I took my car to the auto repair shop in Budapest to have an assessment. The body had several rust spots, and I knew that, left unattended, much damage could occur. Through an interpreter, I was asked the question, "Would you like your car fixed or restored?" Further explanation of the question revealed a quick fix would take little time, effort or money, but the risk was great that the rust would return. On the other hand, complete restoration would require a larger investment. Since I was planning to keep the car for awhile, I chose restoration and was very satisfied.
Restoration is a concept with which each of us can identify. When we are physically ill, we yearn to be restored to health. When we are emotionally discouraged, we long to be restored to joy. The process from brokenness to restoration is different than from brokenness to a temporary fix.
As a physician, patients came to me with illnesses caused by lifestyle choices, hoping for a quick fix.

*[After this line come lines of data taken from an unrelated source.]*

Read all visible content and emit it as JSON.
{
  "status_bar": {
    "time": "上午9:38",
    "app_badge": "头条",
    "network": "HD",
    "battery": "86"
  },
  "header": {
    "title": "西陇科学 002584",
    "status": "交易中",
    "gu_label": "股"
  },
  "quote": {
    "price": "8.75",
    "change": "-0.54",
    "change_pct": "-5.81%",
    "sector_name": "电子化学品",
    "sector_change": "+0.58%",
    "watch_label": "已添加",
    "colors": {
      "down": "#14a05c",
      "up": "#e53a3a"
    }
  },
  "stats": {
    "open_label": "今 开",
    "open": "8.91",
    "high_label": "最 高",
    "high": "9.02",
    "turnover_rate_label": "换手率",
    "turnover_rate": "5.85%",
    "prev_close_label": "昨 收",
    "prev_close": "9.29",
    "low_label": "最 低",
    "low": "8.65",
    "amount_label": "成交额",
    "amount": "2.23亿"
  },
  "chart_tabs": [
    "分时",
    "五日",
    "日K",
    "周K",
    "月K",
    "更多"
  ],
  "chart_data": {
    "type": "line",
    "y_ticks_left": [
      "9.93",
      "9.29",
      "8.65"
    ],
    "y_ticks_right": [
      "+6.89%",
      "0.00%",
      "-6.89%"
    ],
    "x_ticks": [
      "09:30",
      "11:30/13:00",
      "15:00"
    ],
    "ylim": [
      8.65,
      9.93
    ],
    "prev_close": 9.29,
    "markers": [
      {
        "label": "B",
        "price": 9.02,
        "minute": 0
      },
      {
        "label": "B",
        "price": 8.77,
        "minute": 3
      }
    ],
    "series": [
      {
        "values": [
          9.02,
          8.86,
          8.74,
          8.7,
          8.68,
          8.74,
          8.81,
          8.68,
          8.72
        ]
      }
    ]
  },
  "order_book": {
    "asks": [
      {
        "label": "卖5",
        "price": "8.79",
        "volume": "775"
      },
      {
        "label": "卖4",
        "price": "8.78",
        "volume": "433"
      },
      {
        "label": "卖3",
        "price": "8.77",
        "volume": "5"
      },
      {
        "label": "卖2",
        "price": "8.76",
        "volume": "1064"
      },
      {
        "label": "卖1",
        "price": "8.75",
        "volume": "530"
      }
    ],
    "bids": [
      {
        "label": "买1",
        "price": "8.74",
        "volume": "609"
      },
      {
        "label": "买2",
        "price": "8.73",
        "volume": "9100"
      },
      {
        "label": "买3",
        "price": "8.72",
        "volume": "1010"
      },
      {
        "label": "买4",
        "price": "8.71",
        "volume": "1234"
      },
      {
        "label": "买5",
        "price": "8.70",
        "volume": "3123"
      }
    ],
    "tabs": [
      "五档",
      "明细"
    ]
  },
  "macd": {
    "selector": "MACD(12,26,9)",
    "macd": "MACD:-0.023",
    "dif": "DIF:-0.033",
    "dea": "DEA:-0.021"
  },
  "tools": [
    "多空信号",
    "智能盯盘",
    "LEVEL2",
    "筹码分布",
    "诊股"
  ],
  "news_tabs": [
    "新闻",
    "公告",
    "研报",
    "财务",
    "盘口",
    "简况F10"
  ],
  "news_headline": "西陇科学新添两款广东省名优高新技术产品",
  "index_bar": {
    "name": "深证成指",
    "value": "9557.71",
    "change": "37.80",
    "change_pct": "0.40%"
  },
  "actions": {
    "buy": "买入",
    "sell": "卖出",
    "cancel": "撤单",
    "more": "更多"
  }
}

They did not want to consider the option of complete restoration because that would require more discipline and sacrifice than they were willing to give. Rather than making the necessary lifestyle changes, patients often chose to take medicine, which would provide a temporary solution. We have all similarly shortchanged ourselves in various other areas of our lives.
Spiritually, we often seek quick fixes, as well. Rather than seeking restoration in our lives, which includes addressing the state of our souls, we try to adjust our physical conditions in an attempt to find peace, wholeness and joy.
We see this wonderfully demonstrated in the story from Mark 5:25-34, concerning the women suffering from bleeding for twelve years. She had suffered physically, socially and even religiously because of her disease. She came to Jesus with a hope for physical relief that even her physicians could not provide. She believed that merely touching Jesus would be enough to make her well. However, her definition of well only included her physical health — a quick fix. Jesus’ definition of wellness reached far deeper into the recesses of her heart where he could provide complete restoration.
When she touched Jesus, she was healed, and she fell at His feet. While her physical condition had been cured, Jesus was not content with that. Jesus is always interested in our restoration. He addressed not only her physical, social and religious needs, but her deep spiritual needs by saying, "Daughter, your faith has healed you. Go in peace and be freed from your suffering." In that relational word, daughter, came an answer to the deepest needs of her heart. Restoration was available to her if she chose to respond.
This week, let us not seek just a quick fix, but restoration in our lives as followers of Jesus. To do so will require more time, effort and cost, but the results will be vastly more pleasing.